Recently, I’ve been baking on a commercial oven tile (like a thick pizza stone) instead of my norm of baking inside a cast iron pot. After a little tweaking and testing, this is the notes on how I am doing it:
Preheat the oven with the stone and water pan used for steaming to 450°F for 1-hr. Then, TURN OFF THE OVEN and place the dough on the stone, then add water to the steaming pan and close the oven door. Bake for 20 minutes.
After 20 minute, vent the oven of steam, rotate the loaf, close the oven door, then TURN ON THE OVEN to 425°F. Bake for another 20 minutes, start timing immediately, do not wait for the oven to reach temp before starting the timer.
Note 1: there is plenty of residual heat in the stone and oven walls to carry the steaming bake and give the loaf oven spring. It par-bakes the loaf. During the 20 minute bake my oven cools down to 300°F. Recover time for the stone is 15-minutes until ready for the next loaf.
Note 2: SURPRISE! … It turns out after the first 20 minute bake, the loaf is ideally par-baked to finish baking at a later date. If finish baking in the next 2 or 3 days, put in a plastic bag and leave at room temp, otherwise, bag it and freeze it.

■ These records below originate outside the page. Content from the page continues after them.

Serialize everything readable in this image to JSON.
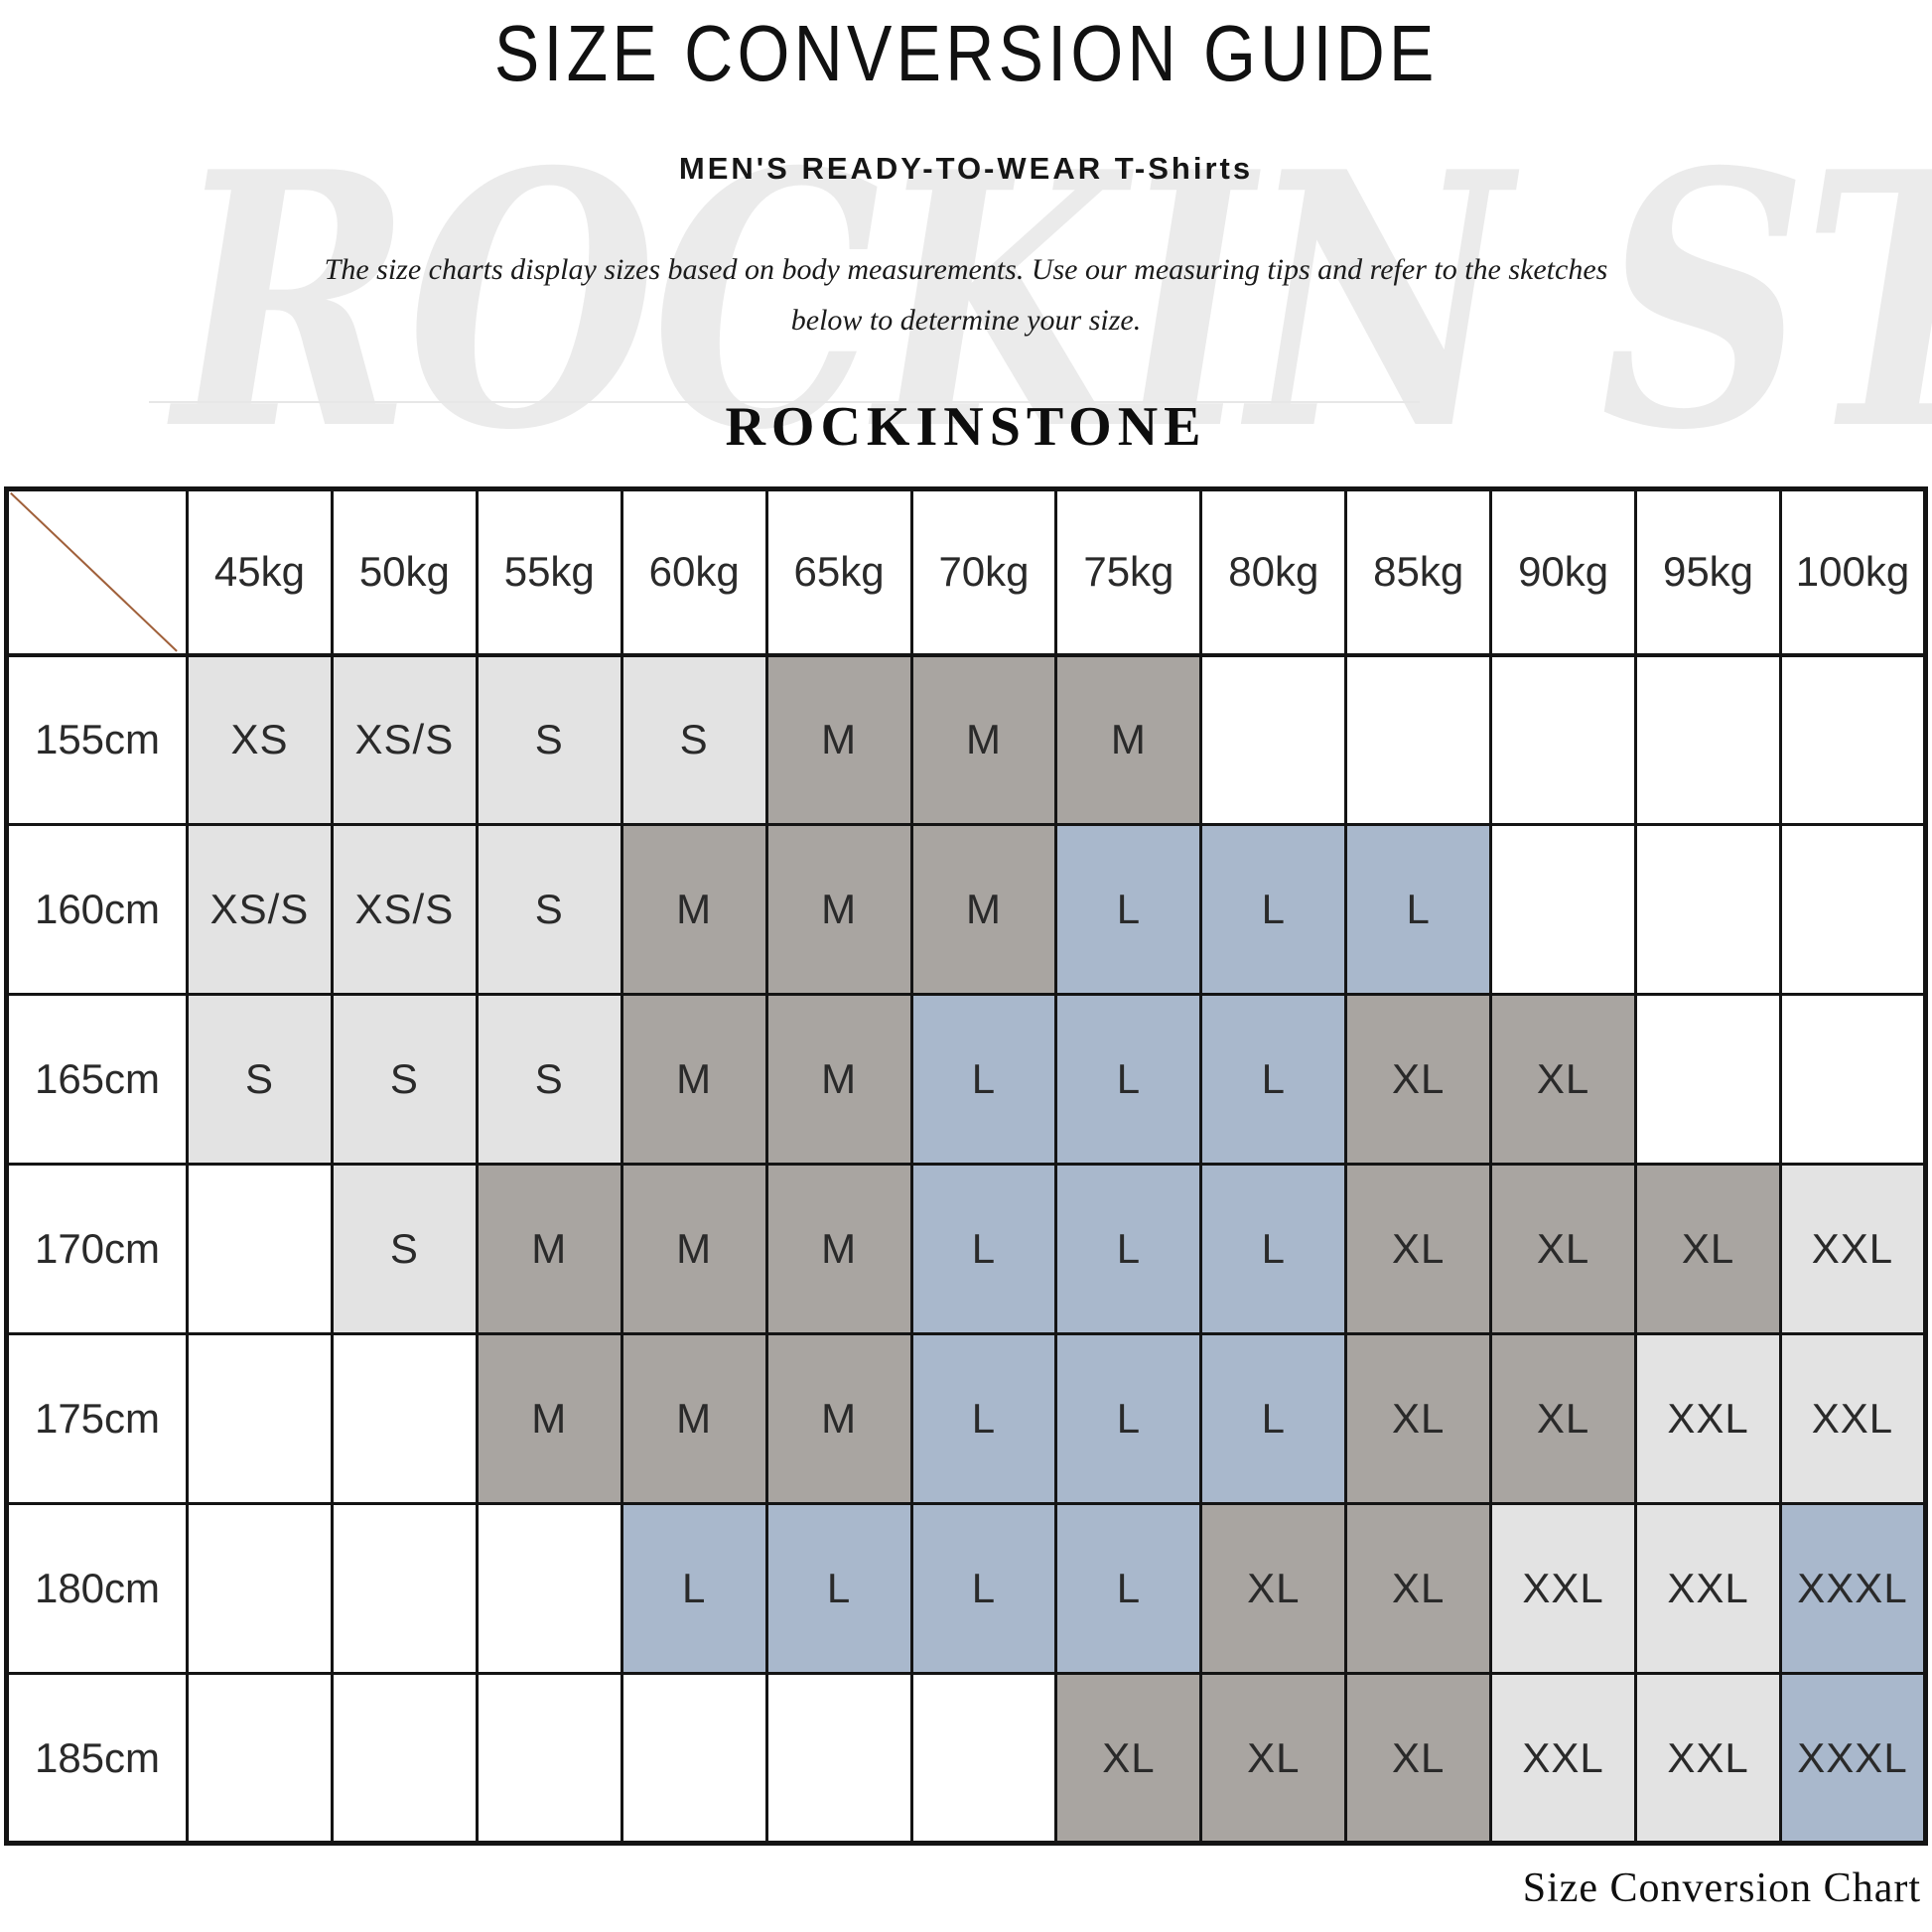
{
  "page": {
    "title": "SIZE CONVERSION GUIDE",
    "subtitle": "MEN'S READY-TO-WEAR T-Shirts",
    "description_line1": "The size charts display sizes based on body measurements.  Use our measuring tips and refer to the sketches",
    "description_line2": "below to determine your size.",
    "brand": "ROCKINSTONE",
    "watermark": "ROCKIN STONE",
    "footer_caption": "Size Conversion Chart"
  },
  "colors": {
    "light": "#e3e3e3",
    "taupe": "#a9a5a1",
    "blue": "#a9b8cc",
    "none": "transparent",
    "border": "#141414",
    "diagonal_line": "#a0603a",
    "watermark_gray": "#ebebeb"
  },
  "chart_data": {
    "type": "table",
    "title": "SIZE CONVERSION GUIDE",
    "column_axis": "weight",
    "row_axis": "height",
    "columns": [
      "45kg",
      "50kg",
      "55kg",
      "60kg",
      "65kg",
      "70kg",
      "75kg",
      "80kg",
      "85kg",
      "90kg",
      "95kg",
      "100kg"
    ],
    "rows": [
      {
        "label": "155cm",
        "cells": [
          [
            "XS",
            "light"
          ],
          [
            "XS/S",
            "light"
          ],
          [
            "S",
            "light"
          ],
          [
            "S",
            "light"
          ],
          [
            "M",
            "taupe"
          ],
          [
            "M",
            "taupe"
          ],
          [
            "M",
            "taupe"
          ],
          [
            "",
            "none"
          ],
          [
            "",
            "none"
          ],
          [
            "",
            "none"
          ],
          [
            "",
            "none"
          ],
          [
            "",
            "none"
          ]
        ]
      },
      {
        "label": "160cm",
        "cells": [
          [
            "XS/S",
            "light"
          ],
          [
            "XS/S",
            "light"
          ],
          [
            "S",
            "light"
          ],
          [
            "M",
            "taupe"
          ],
          [
            "M",
            "taupe"
          ],
          [
            "M",
            "taupe"
          ],
          [
            "L",
            "blue"
          ],
          [
            "L",
            "blue"
          ],
          [
            "L",
            "blue"
          ],
          [
            "",
            "none"
          ],
          [
            "",
            "none"
          ],
          [
            "",
            "none"
          ]
        ]
      },
      {
        "label": "165cm",
        "cells": [
          [
            "S",
            "light"
          ],
          [
            "S",
            "light"
          ],
          [
            "S",
            "light"
          ],
          [
            "M",
            "taupe"
          ],
          [
            "M",
            "taupe"
          ],
          [
            "L",
            "blue"
          ],
          [
            "L",
            "blue"
          ],
          [
            "L",
            "blue"
          ],
          [
            "XL",
            "taupe"
          ],
          [
            "XL",
            "taupe"
          ],
          [
            "",
            "none"
          ],
          [
            "",
            "none"
          ]
        ]
      },
      {
        "label": "170cm",
        "cells": [
          [
            "",
            "none"
          ],
          [
            "S",
            "light"
          ],
          [
            "M",
            "taupe"
          ],
          [
            "M",
            "taupe"
          ],
          [
            "M",
            "taupe"
          ],
          [
            "L",
            "blue"
          ],
          [
            "L",
            "blue"
          ],
          [
            "L",
            "blue"
          ],
          [
            "XL",
            "taupe"
          ],
          [
            "XL",
            "taupe"
          ],
          [
            "XL",
            "taupe"
          ],
          [
            "XXL",
            "light"
          ]
        ]
      },
      {
        "label": "175cm",
        "cells": [
          [
            "",
            "none"
          ],
          [
            "",
            "none"
          ],
          [
            "M",
            "taupe"
          ],
          [
            "M",
            "taupe"
          ],
          [
            "M",
            "taupe"
          ],
          [
            "L",
            "blue"
          ],
          [
            "L",
            "blue"
          ],
          [
            "L",
            "blue"
          ],
          [
            "XL",
            "taupe"
          ],
          [
            "XL",
            "taupe"
          ],
          [
            "XXL",
            "light"
          ],
          [
            "XXL",
            "light"
          ]
        ]
      },
      {
        "label": "180cm",
        "cells": [
          [
            "",
            "none"
          ],
          [
            "",
            "none"
          ],
          [
            "",
            "none"
          ],
          [
            "L",
            "blue"
          ],
          [
            "L",
            "blue"
          ],
          [
            "L",
            "blue"
          ],
          [
            "L",
            "blue"
          ],
          [
            "XL",
            "taupe"
          ],
          [
            "XL",
            "taupe"
          ],
          [
            "XXL",
            "light"
          ],
          [
            "XXL",
            "light"
          ],
          [
            "XXXL",
            "blue"
          ]
        ]
      },
      {
        "label": "185cm",
        "cells": [
          [
            "",
            "none"
          ],
          [
            "",
            "none"
          ],
          [
            "",
            "none"
          ],
          [
            "",
            "none"
          ],
          [
            "",
            "none"
          ],
          [
            "",
            "none"
          ],
          [
            "XL",
            "taupe"
          ],
          [
            "XL",
            "taupe"
          ],
          [
            "XL",
            "taupe"
          ],
          [
            "XXL",
            "light"
          ],
          [
            "XXL",
            "light"
          ],
          [
            "XXXL",
            "blue"
          ]
        ]
      }
    ]
  }
}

REALITY: for me, two 20 minute bakes makes the loaf too dark. Instead, I follow the above procedure with two 18 minute bakes. After the second half of the bake I probe the loaf with a thermometer and extend the bake (at 425°F) if necessary to reach 205°F internal temp. The outside of the loaf is golden brown, as is the bottom.
This is a couple loaves I recently baked using he above method, no purple, 80% bread flour, 20% whole wheat:
My baking stone (the tile) is 1-inch thick. Because the first bake par bakes the bread I think the method will work with a thinner stone, too. You just might need more time on the second bake with the oven turned back on.